Havel, the dissident who led Czechoslovakia after the country’s Communist government was thrown out of power in 1989, was elected Jan. 26 as the first president of the Czech Republic.

Rabbi Karol Sidon, chief rabbi of the Czech Republic, told the Jewish Telegraphic Agency that Havel’s election is “a very good start for the new state.”

Sidon, a fellow-signatory with Havel of the Charter 77 manifesto against the former Communist regime, said he believed Havel would make an even better president now than he was of the old Czechoslovakia.

Havel resigned as president of the former Czechoslovak state last July after Slovak members of the old Parliament blocked his re-election.

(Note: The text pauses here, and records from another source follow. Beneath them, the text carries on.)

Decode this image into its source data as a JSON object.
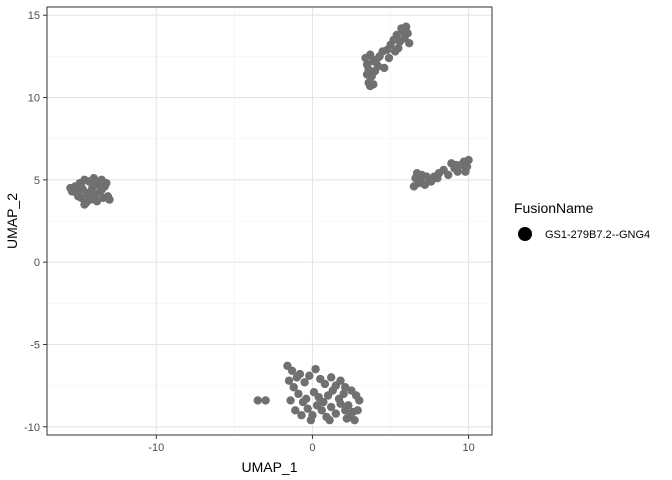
{
  "chart_data": {
    "type": "scatter",
    "title": "",
    "xlabel": "UMAP_1",
    "ylabel": "UMAP_2",
    "xlim": [
      -17,
      11.5
    ],
    "ylim": [
      -10.5,
      15.5
    ],
    "x_ticks": [
      -10,
      0,
      10
    ],
    "y_ticks": [
      -10,
      -5,
      0,
      5,
      10,
      15
    ],
    "x_tick_labels": [
      "-10",
      "0",
      "10"
    ],
    "y_tick_labels": [
      "-10",
      "-5",
      "0",
      "5",
      "10",
      "15"
    ],
    "grid": true,
    "legend": {
      "title": "FusionName",
      "position": "right",
      "entries": [
        "GS1-279B7.2--GNG4"
      ]
    },
    "point_color": "#707070",
    "series": [
      {
        "name": "GS1-279B7.2--GNG4",
        "points": [
          [
            -15.5,
            4.5
          ],
          [
            -15.4,
            4.3
          ],
          [
            -15.2,
            4.6
          ],
          [
            -15.0,
            4.0
          ],
          [
            -14.9,
            4.8
          ],
          [
            -14.8,
            3.9
          ],
          [
            -14.7,
            4.4
          ],
          [
            -14.6,
            5.0
          ],
          [
            -14.5,
            3.6
          ],
          [
            -14.4,
            4.2
          ],
          [
            -14.3,
            4.9
          ],
          [
            -14.2,
            3.8
          ],
          [
            -14.1,
            4.5
          ],
          [
            -14.0,
            5.1
          ],
          [
            -13.9,
            4.1
          ],
          [
            -13.8,
            3.7
          ],
          [
            -13.7,
            4.7
          ],
          [
            -13.6,
            4.3
          ],
          [
            -13.5,
            5.0
          ],
          [
            -13.4,
            3.9
          ],
          [
            -13.3,
            4.6
          ],
          [
            -13.2,
            4.8
          ],
          [
            -13.1,
            4.0
          ],
          [
            -13.0,
            3.8
          ],
          [
            -14.6,
            3.5
          ],
          [
            -15.1,
            4.2
          ],
          [
            -14.3,
            4.0
          ],
          [
            -13.9,
            4.9
          ],
          [
            -14.8,
            4.6
          ],
          [
            -13.5,
            4.4
          ],
          [
            3.4,
            12.4
          ],
          [
            3.5,
            12.0
          ],
          [
            3.6,
            11.7
          ],
          [
            3.7,
            12.6
          ],
          [
            3.8,
            11.3
          ],
          [
            3.6,
            10.9
          ],
          [
            3.9,
            12.2
          ],
          [
            4.0,
            11.6
          ],
          [
            3.7,
            10.7
          ],
          [
            4.1,
            12.3
          ],
          [
            4.2,
            11.9
          ],
          [
            3.5,
            11.4
          ],
          [
            4.3,
            12.5
          ],
          [
            4.5,
            12.8
          ],
          [
            4.8,
            12.9
          ],
          [
            5.0,
            13.2
          ],
          [
            5.2,
            13.5
          ],
          [
            5.4,
            13.8
          ],
          [
            5.6,
            13.4
          ],
          [
            5.8,
            14.0
          ],
          [
            6.0,
            14.3
          ],
          [
            5.5,
            13.0
          ],
          [
            5.9,
            13.6
          ],
          [
            6.1,
            13.9
          ],
          [
            5.3,
            12.8
          ],
          [
            4.9,
            12.4
          ],
          [
            6.2,
            13.3
          ],
          [
            5.7,
            14.2
          ],
          [
            4.6,
            11.8
          ],
          [
            3.9,
            10.8
          ],
          [
            6.5,
            4.6
          ],
          [
            6.6,
            5.1
          ],
          [
            6.8,
            4.8
          ],
          [
            7.0,
            5.3
          ],
          [
            7.2,
            4.7
          ],
          [
            7.5,
            5.0
          ],
          [
            7.8,
            5.2
          ],
          [
            8.1,
            5.4
          ],
          [
            8.4,
            5.6
          ],
          [
            8.7,
            5.3
          ],
          [
            8.9,
            6.0
          ],
          [
            9.1,
            5.7
          ],
          [
            9.3,
            5.5
          ],
          [
            9.5,
            5.9
          ],
          [
            9.7,
            6.1
          ],
          [
            9.9,
            5.8
          ],
          [
            10.0,
            6.2
          ],
          [
            6.7,
            5.4
          ],
          [
            7.3,
            5.2
          ],
          [
            8.0,
            5.1
          ],
          [
            9.2,
            5.9
          ],
          [
            6.9,
            4.9
          ],
          [
            9.8,
            5.5
          ],
          [
            7.6,
            4.9
          ],
          [
            -3.5,
            -8.4
          ],
          [
            -3.0,
            -8.4
          ],
          [
            -1.6,
            -6.3
          ],
          [
            -1.3,
            -6.6
          ],
          [
            -1.0,
            -7.0
          ],
          [
            -0.8,
            -6.8
          ],
          [
            -0.5,
            -7.3
          ],
          [
            -0.2,
            -6.9
          ],
          [
            0.2,
            -6.5
          ],
          [
            0.5,
            -7.1
          ],
          [
            0.8,
            -7.4
          ],
          [
            1.2,
            -7.0
          ],
          [
            1.5,
            -7.5
          ],
          [
            1.8,
            -7.2
          ],
          [
            2.1,
            -7.6
          ],
          [
            2.5,
            -7.8
          ],
          [
            2.8,
            -8.1
          ],
          [
            3.0,
            -8.4
          ],
          [
            -1.5,
            -7.2
          ],
          [
            -1.2,
            -7.6
          ],
          [
            -0.9,
            -8.0
          ],
          [
            -0.6,
            -8.5
          ],
          [
            -0.3,
            -8.9
          ],
          [
            0.0,
            -9.3
          ],
          [
            0.3,
            -8.7
          ],
          [
            0.6,
            -9.0
          ],
          [
            0.9,
            -9.4
          ],
          [
            1.2,
            -8.8
          ],
          [
            1.5,
            -9.2
          ],
          [
            1.8,
            -8.6
          ],
          [
            2.1,
            -9.0
          ],
          [
            2.4,
            -9.4
          ],
          [
            2.7,
            -9.6
          ],
          [
            -1.1,
            -9.0
          ],
          [
            -0.7,
            -9.3
          ],
          [
            -0.4,
            -8.3
          ],
          [
            0.1,
            -7.9
          ],
          [
            0.4,
            -8.2
          ],
          [
            0.7,
            -8.5
          ],
          [
            1.0,
            -8.1
          ],
          [
            1.3,
            -7.8
          ],
          [
            1.7,
            -8.3
          ],
          [
            2.0,
            -8.0
          ],
          [
            2.3,
            -8.7
          ],
          [
            2.6,
            -9.1
          ],
          [
            2.9,
            -9.0
          ],
          [
            -1.4,
            -8.4
          ],
          [
            -0.1,
            -9.6
          ],
          [
            1.1,
            -9.6
          ],
          [
            2.2,
            -9.5
          ]
        ]
      }
    ]
  }
}
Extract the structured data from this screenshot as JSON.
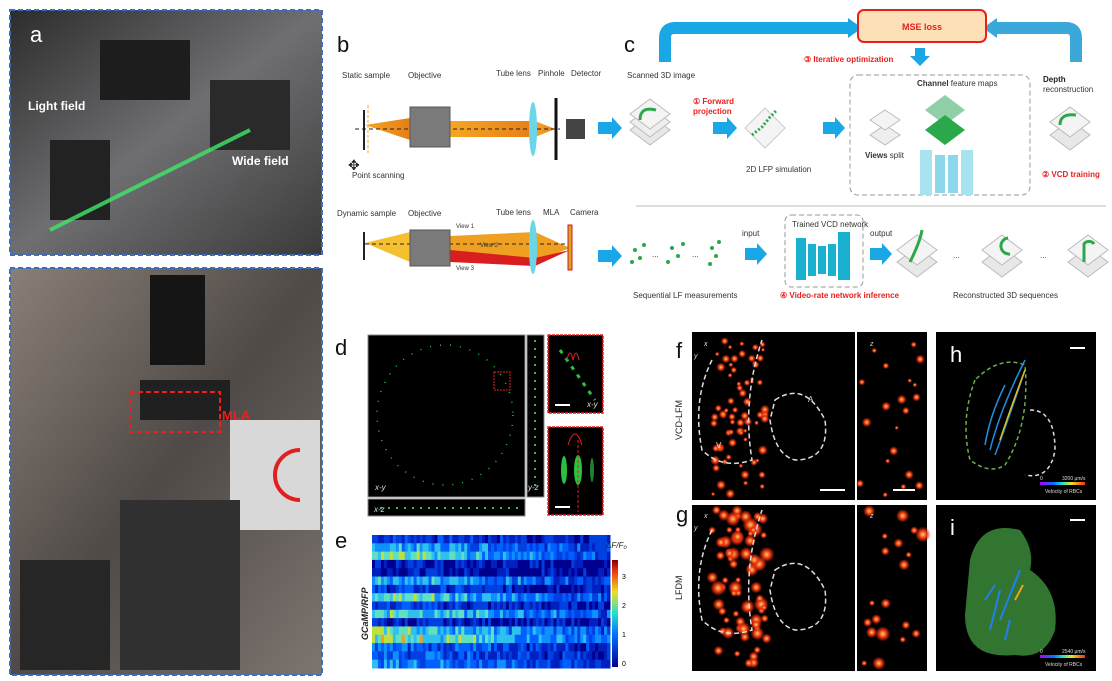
{
  "panels": {
    "a": {
      "label": "a",
      "light_field": "Light field",
      "wide_field": "Wide field",
      "mla": "MLA"
    },
    "b": {
      "label": "b",
      "top": [
        "Static sample",
        "Objective",
        "Tube lens",
        "Pinhole",
        "Detector"
      ],
      "point_scanning": "Point scanning",
      "bottom": [
        "Dynamic sample",
        "Objective",
        "Tube lens",
        "MLA",
        "Camera"
      ],
      "views": [
        "View 1",
        "View 2",
        "View 3"
      ]
    },
    "c": {
      "label": "c",
      "mse_loss": "MSE loss",
      "iterative": "③ Iterative optimization",
      "scanned": "Scanned 3D image",
      "forward": "① Forward",
      "projection": "projection",
      "lfp_sim": "2D LFP simulation",
      "channel_bold": "Channel",
      "channel_rest": " feature maps",
      "views_bold": "Views",
      "views_rest": " split",
      "depth_bold": "Depth",
      "depth_rest": "reconstruction",
      "vcd_training": "② VCD training",
      "sequential": "Sequential LF measurements",
      "input": "input",
      "trained": "Trained VCD network",
      "output": "output",
      "inference": "④ Video-rate network inference",
      "reconstructed": "Reconstructed 3D sequences",
      "ellipsis": "..."
    },
    "d": {
      "label": "d",
      "xy": "x-y",
      "yz": "y-z",
      "xz": "x-z",
      "inset_xy": "x-y"
    },
    "e": {
      "label": "e",
      "ylabel": "GCaMP/RFP",
      "colorbar_title": "ΔF/F₀",
      "ticks": [
        "3",
        "2",
        "1",
        "0"
      ]
    },
    "f": {
      "label": "f",
      "side": "VCD-LFM",
      "axis_x": "x",
      "axis_y": "y",
      "axis_z": "z",
      "region_a": "A",
      "region_v": "V"
    },
    "g": {
      "label": "g",
      "side": "LFDM",
      "axis_x": "x",
      "axis_y": "y",
      "axis_z": "z"
    },
    "h": {
      "label": "h",
      "cbar_min": "0",
      "cbar_max": "3200 μm/s",
      "cbar_title": "Velocity of RBCs"
    },
    "i": {
      "label": "i",
      "cbar_min": "0",
      "cbar_max": "2540 μm/s",
      "cbar_title": "Velocity of RBCs"
    }
  },
  "colors": {
    "arrow": "#1aa7e6",
    "red": "#e8201e",
    "green": "#2aa84a",
    "border_blue": "#3b6fc4"
  }
}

Havel campaigned against the breakup of the binational state, but the two republics split apart on Jan. 1.

Sidon said Havel’s experience as Czechoslovak president exposed him to the political realities needed to run a country and thus made him a more capable leader.

Havel’s election as president to the new republic came after a nasty debate in the Czech Parliament.

A group of 11 representatives from the racist, right-wing Republican Party of Miroslav Sladek tried to block Havel’s election by filibustering for several hours.

They insulted Havel and accused him of being a tool of external forces, including a charge that he was being paid off by foreign interests in shekels, the Israeli currency.

In the final tally, Havel won with 109 votes to Sladek’s 14 votes and 49 for the Communist-led left bloc.

Jiri Danicek, president of the federation of Jewish communities of the Czech Republic, stressed that Havel has an understanding for the concerns of the Jewish community.

Danicek, who was another co-signatory of the Charter 77 manifesto, said he regarded Havel as the country’s best choice for president and commended the Czech leader for his moral integrity.